"People in India are benefiting from the whole process of liberalisation," Finance Minister Arun Jailtey said.
India will continue on the current path of growth for a couple of decades more, bringing benefits of liberalisation to its people and eliminating the curse of poverty, Finance Minister Arun Jaitley said on Friday.
Asking Australian superannuation funds industry leaders to invest in India, he emphasised that the growth path the country is moving on, it will stay on it.
"Its only then India can eliminate the curse of poverty," Jaitley said, hoping that the growth rate would last for at least 10-20 years.
"We do believe that 7.5 per cent rate can be improved upon... And government is concentrating on several areas specially rural India," he said.
"People in India are benefiting from the whole process of liberalisation," he added.
Jaitley was speaking at a round-table meeting with top leaders of superannuation fund sector.
The meeting was attended by Australian Minister for Small Businesses and Assistant Treasurer Kelly O'Dwyer, Chairman of Future Fund Peter Costello and Indian High Commissioner Navdeep Suri. Others present at the meeting included a high-powered Indian delegation led by industry body Ficci.

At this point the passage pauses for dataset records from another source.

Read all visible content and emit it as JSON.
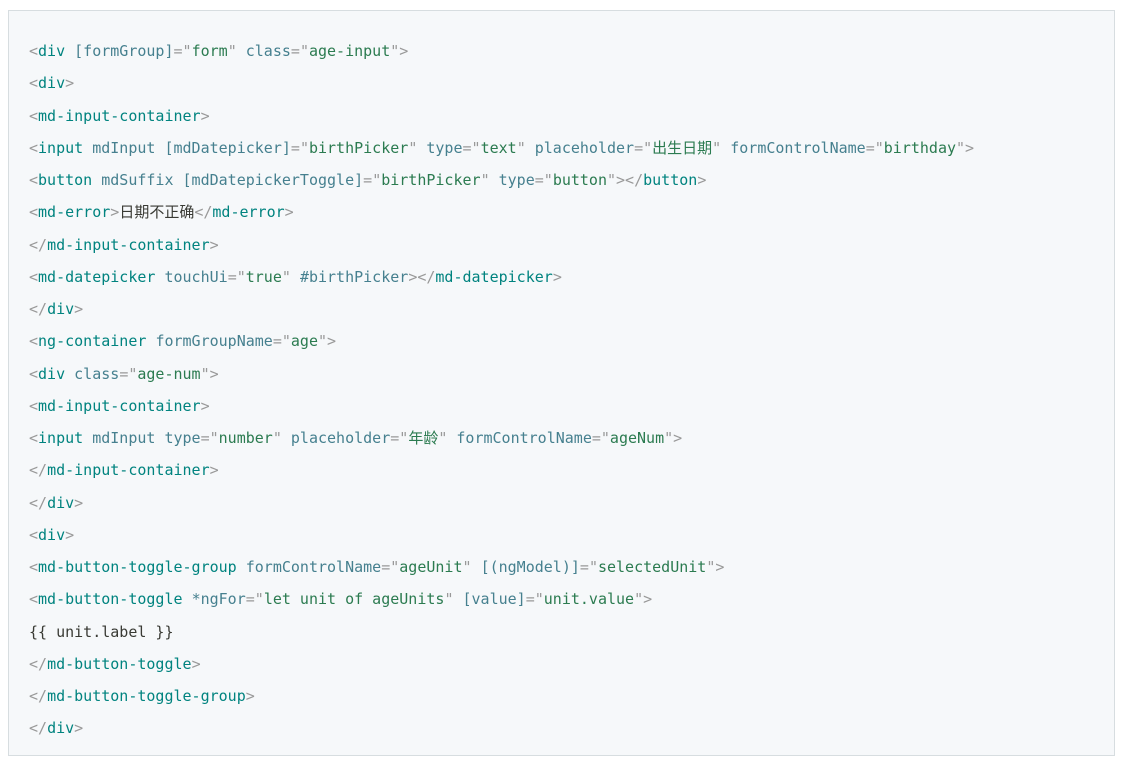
{
  "code": {
    "lines": [
      {
        "indent": 0,
        "segments": [
          {
            "c": "p",
            "t": "<"
          },
          {
            "c": "t",
            "t": "div"
          },
          {
            "c": "tx",
            "t": " "
          },
          {
            "c": "a",
            "t": "[formGroup]"
          },
          {
            "c": "p",
            "t": "="
          },
          {
            "c": "q",
            "t": "\""
          },
          {
            "c": "s",
            "t": "form"
          },
          {
            "c": "q",
            "t": "\""
          },
          {
            "c": "tx",
            "t": " "
          },
          {
            "c": "a",
            "t": "class"
          },
          {
            "c": "p",
            "t": "="
          },
          {
            "c": "q",
            "t": "\""
          },
          {
            "c": "s",
            "t": "age-input"
          },
          {
            "c": "q",
            "t": "\""
          },
          {
            "c": "p",
            "t": ">"
          }
        ]
      },
      {
        "indent": 1,
        "segments": [
          {
            "c": "p",
            "t": "<"
          },
          {
            "c": "t",
            "t": "div"
          },
          {
            "c": "p",
            "t": ">"
          }
        ]
      },
      {
        "indent": 2,
        "segments": [
          {
            "c": "p",
            "t": "<"
          },
          {
            "c": "t",
            "t": "md-input-container"
          },
          {
            "c": "p",
            "t": ">"
          }
        ]
      },
      {
        "indent": 3,
        "segments": [
          {
            "c": "p",
            "t": "<"
          },
          {
            "c": "t",
            "t": "input"
          },
          {
            "c": "tx",
            "t": " "
          },
          {
            "c": "a",
            "t": "mdInput"
          },
          {
            "c": "tx",
            "t": " "
          },
          {
            "c": "a",
            "t": "[mdDatepicker]"
          },
          {
            "c": "p",
            "t": "="
          },
          {
            "c": "q",
            "t": "\""
          },
          {
            "c": "s",
            "t": "birthPicker"
          },
          {
            "c": "q",
            "t": "\""
          },
          {
            "c": "tx",
            "t": " "
          },
          {
            "c": "a",
            "t": "type"
          },
          {
            "c": "p",
            "t": "="
          },
          {
            "c": "q",
            "t": "\""
          },
          {
            "c": "s",
            "t": "text"
          },
          {
            "c": "q",
            "t": "\""
          },
          {
            "c": "tx",
            "t": " "
          },
          {
            "c": "a",
            "t": "placeholder"
          },
          {
            "c": "p",
            "t": "="
          },
          {
            "c": "q",
            "t": "\""
          },
          {
            "c": "s",
            "t": "出生日期"
          },
          {
            "c": "q",
            "t": "\""
          },
          {
            "c": "tx",
            "t": " "
          },
          {
            "c": "a",
            "t": "formControlName"
          },
          {
            "c": "p",
            "t": "="
          },
          {
            "c": "q",
            "t": "\""
          },
          {
            "c": "s",
            "t": "birthday"
          },
          {
            "c": "q",
            "t": "\""
          },
          {
            "c": "p",
            "t": ">"
          }
        ]
      },
      {
        "indent": 3,
        "segments": [
          {
            "c": "p",
            "t": "<"
          },
          {
            "c": "t",
            "t": "button"
          },
          {
            "c": "tx",
            "t": " "
          },
          {
            "c": "a",
            "t": "mdSuffix"
          },
          {
            "c": "tx",
            "t": " "
          },
          {
            "c": "a",
            "t": "[mdDatepickerToggle]"
          },
          {
            "c": "p",
            "t": "="
          },
          {
            "c": "q",
            "t": "\""
          },
          {
            "c": "s",
            "t": "birthPicker"
          },
          {
            "c": "q",
            "t": "\""
          },
          {
            "c": "tx",
            "t": " "
          },
          {
            "c": "a",
            "t": "type"
          },
          {
            "c": "p",
            "t": "="
          },
          {
            "c": "q",
            "t": "\""
          },
          {
            "c": "s",
            "t": "button"
          },
          {
            "c": "q",
            "t": "\""
          },
          {
            "c": "p",
            "t": "></"
          },
          {
            "c": "t",
            "t": "button"
          },
          {
            "c": "p",
            "t": ">"
          }
        ]
      },
      {
        "indent": 3,
        "segments": [
          {
            "c": "p",
            "t": "<"
          },
          {
            "c": "t",
            "t": "md-error"
          },
          {
            "c": "p",
            "t": ">"
          },
          {
            "c": "tx",
            "t": "日期不正确"
          },
          {
            "c": "p",
            "t": "</"
          },
          {
            "c": "t",
            "t": "md-error"
          },
          {
            "c": "p",
            "t": ">"
          }
        ]
      },
      {
        "indent": 2,
        "segments": [
          {
            "c": "p",
            "t": "</"
          },
          {
            "c": "t",
            "t": "md-input-container"
          },
          {
            "c": "p",
            "t": ">"
          }
        ]
      },
      {
        "indent": 2,
        "segments": [
          {
            "c": "p",
            "t": "<"
          },
          {
            "c": "t",
            "t": "md-datepicker"
          },
          {
            "c": "tx",
            "t": " "
          },
          {
            "c": "a",
            "t": "touchUi"
          },
          {
            "c": "p",
            "t": "="
          },
          {
            "c": "q",
            "t": "\""
          },
          {
            "c": "s",
            "t": "true"
          },
          {
            "c": "q",
            "t": "\""
          },
          {
            "c": "tx",
            "t": " "
          },
          {
            "c": "a",
            "t": "#birthPicker"
          },
          {
            "c": "p",
            "t": "></"
          },
          {
            "c": "t",
            "t": "md-datepicker"
          },
          {
            "c": "p",
            "t": ">"
          }
        ]
      },
      {
        "indent": 1,
        "segments": [
          {
            "c": "p",
            "t": "</"
          },
          {
            "c": "t",
            "t": "div"
          },
          {
            "c": "p",
            "t": ">"
          }
        ]
      },
      {
        "indent": 1,
        "segments": [
          {
            "c": "p",
            "t": "<"
          },
          {
            "c": "t",
            "t": "ng-container"
          },
          {
            "c": "tx",
            "t": " "
          },
          {
            "c": "a",
            "t": "formGroupName"
          },
          {
            "c": "p",
            "t": "="
          },
          {
            "c": "q",
            "t": "\""
          },
          {
            "c": "s",
            "t": "age"
          },
          {
            "c": "q",
            "t": "\""
          },
          {
            "c": "p",
            "t": ">"
          }
        ]
      },
      {
        "indent": 2,
        "segments": [
          {
            "c": "p",
            "t": "<"
          },
          {
            "c": "t",
            "t": "div"
          },
          {
            "c": "tx",
            "t": " "
          },
          {
            "c": "a",
            "t": "class"
          },
          {
            "c": "p",
            "t": "="
          },
          {
            "c": "q",
            "t": "\""
          },
          {
            "c": "s",
            "t": "age-num"
          },
          {
            "c": "q",
            "t": "\""
          },
          {
            "c": "p",
            "t": ">"
          }
        ]
      },
      {
        "indent": 3,
        "segments": [
          {
            "c": "p",
            "t": "<"
          },
          {
            "c": "t",
            "t": "md-input-container"
          },
          {
            "c": "p",
            "t": ">"
          }
        ]
      },
      {
        "indent": 4,
        "segments": [
          {
            "c": "p",
            "t": "<"
          },
          {
            "c": "t",
            "t": "input"
          },
          {
            "c": "tx",
            "t": " "
          },
          {
            "c": "a",
            "t": "mdInput"
          },
          {
            "c": "tx",
            "t": " "
          },
          {
            "c": "a",
            "t": "type"
          },
          {
            "c": "p",
            "t": "="
          },
          {
            "c": "q",
            "t": "\""
          },
          {
            "c": "s",
            "t": "number"
          },
          {
            "c": "q",
            "t": "\""
          },
          {
            "c": "tx",
            "t": " "
          },
          {
            "c": "a",
            "t": "placeholder"
          },
          {
            "c": "p",
            "t": "="
          },
          {
            "c": "q",
            "t": "\""
          },
          {
            "c": "s",
            "t": "年龄"
          },
          {
            "c": "q",
            "t": "\""
          },
          {
            "c": "tx",
            "t": " "
          },
          {
            "c": "a",
            "t": "formControlName"
          },
          {
            "c": "p",
            "t": "="
          },
          {
            "c": "q",
            "t": "\""
          },
          {
            "c": "s",
            "t": "ageNum"
          },
          {
            "c": "q",
            "t": "\""
          },
          {
            "c": "p",
            "t": ">"
          }
        ]
      },
      {
        "indent": 3,
        "segments": [
          {
            "c": "p",
            "t": "</"
          },
          {
            "c": "t",
            "t": "md-input-container"
          },
          {
            "c": "p",
            "t": ">"
          }
        ]
      },
      {
        "indent": 2,
        "segments": [
          {
            "c": "p",
            "t": "</"
          },
          {
            "c": "t",
            "t": "div"
          },
          {
            "c": "p",
            "t": ">"
          }
        ]
      },
      {
        "indent": 2,
        "segments": [
          {
            "c": "p",
            "t": "<"
          },
          {
            "c": "t",
            "t": "div"
          },
          {
            "c": "p",
            "t": ">"
          }
        ]
      },
      {
        "indent": 3,
        "segments": [
          {
            "c": "p",
            "t": "<"
          },
          {
            "c": "t",
            "t": "md-button-toggle-group"
          },
          {
            "c": "tx",
            "t": " "
          },
          {
            "c": "a",
            "t": "formControlName"
          },
          {
            "c": "p",
            "t": "="
          },
          {
            "c": "q",
            "t": "\""
          },
          {
            "c": "s",
            "t": "ageUnit"
          },
          {
            "c": "q",
            "t": "\""
          },
          {
            "c": "tx",
            "t": " "
          },
          {
            "c": "a",
            "t": "[(ngModel)]"
          },
          {
            "c": "p",
            "t": "="
          },
          {
            "c": "q",
            "t": "\""
          },
          {
            "c": "s",
            "t": "selectedUnit"
          },
          {
            "c": "q",
            "t": "\""
          },
          {
            "c": "p",
            "t": ">"
          }
        ]
      },
      {
        "indent": 4,
        "segments": [
          {
            "c": "p",
            "t": "<"
          },
          {
            "c": "t",
            "t": "md-button-toggle"
          },
          {
            "c": "tx",
            "t": " "
          },
          {
            "c": "a",
            "t": "*ngFor"
          },
          {
            "c": "p",
            "t": "="
          },
          {
            "c": "q",
            "t": "\""
          },
          {
            "c": "s",
            "t": "let unit of ageUnits"
          },
          {
            "c": "q",
            "t": "\""
          },
          {
            "c": "tx",
            "t": " "
          },
          {
            "c": "a",
            "t": "[value]"
          },
          {
            "c": "p",
            "t": "="
          },
          {
            "c": "q",
            "t": "\""
          },
          {
            "c": "s",
            "t": "unit.value"
          },
          {
            "c": "q",
            "t": "\""
          },
          {
            "c": "p",
            "t": ">"
          }
        ]
      },
      {
        "indent": 5,
        "segments": [
          {
            "c": "tx",
            "t": "{{ unit.label }}"
          }
        ]
      },
      {
        "indent": 4,
        "segments": [
          {
            "c": "p",
            "t": "</"
          },
          {
            "c": "t",
            "t": "md-button-toggle"
          },
          {
            "c": "p",
            "t": ">"
          }
        ]
      },
      {
        "indent": 3,
        "segments": [
          {
            "c": "p",
            "t": "</"
          },
          {
            "c": "t",
            "t": "md-button-toggle-group"
          },
          {
            "c": "p",
            "t": ">"
          }
        ]
      },
      {
        "indent": 2,
        "segments": [
          {
            "c": "p",
            "t": "</"
          },
          {
            "c": "t",
            "t": "div"
          },
          {
            "c": "p",
            "t": ">"
          }
        ]
      }
    ]
  }
}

A superannuation fund is a voluntary tax-advantaged pension plan that can act as a supplementary social security pillar in addition to the mandatory occupational plans run by Employee Provident Fund Organisation (EPFO).
Jaitley said the government was opening up the system and almost all sectors have been liberalised.
He said number of conditionalities have been removed and Indian government was also conscious of policy stability.
He also assured rationalisation of tax system stating that India offered a huge amount of opportunity for even manufacturing sector, infrastructure sector.
Speaking at the meeting, Ficci president Harshavardhan Neotia said India has made considerable progress over the last year, reflected in improvement in key macroeconomic indicators like GDP growth, inflation, fiscal deficit, current account deficit as well foreign investment inflows.
Most importantly, he said, there is an element of positivity and optimism about India, which is shared not just by domestic industry but also globally.
He said superannuation funds have ready to invest funds and we from Indian industry are here to invest projects.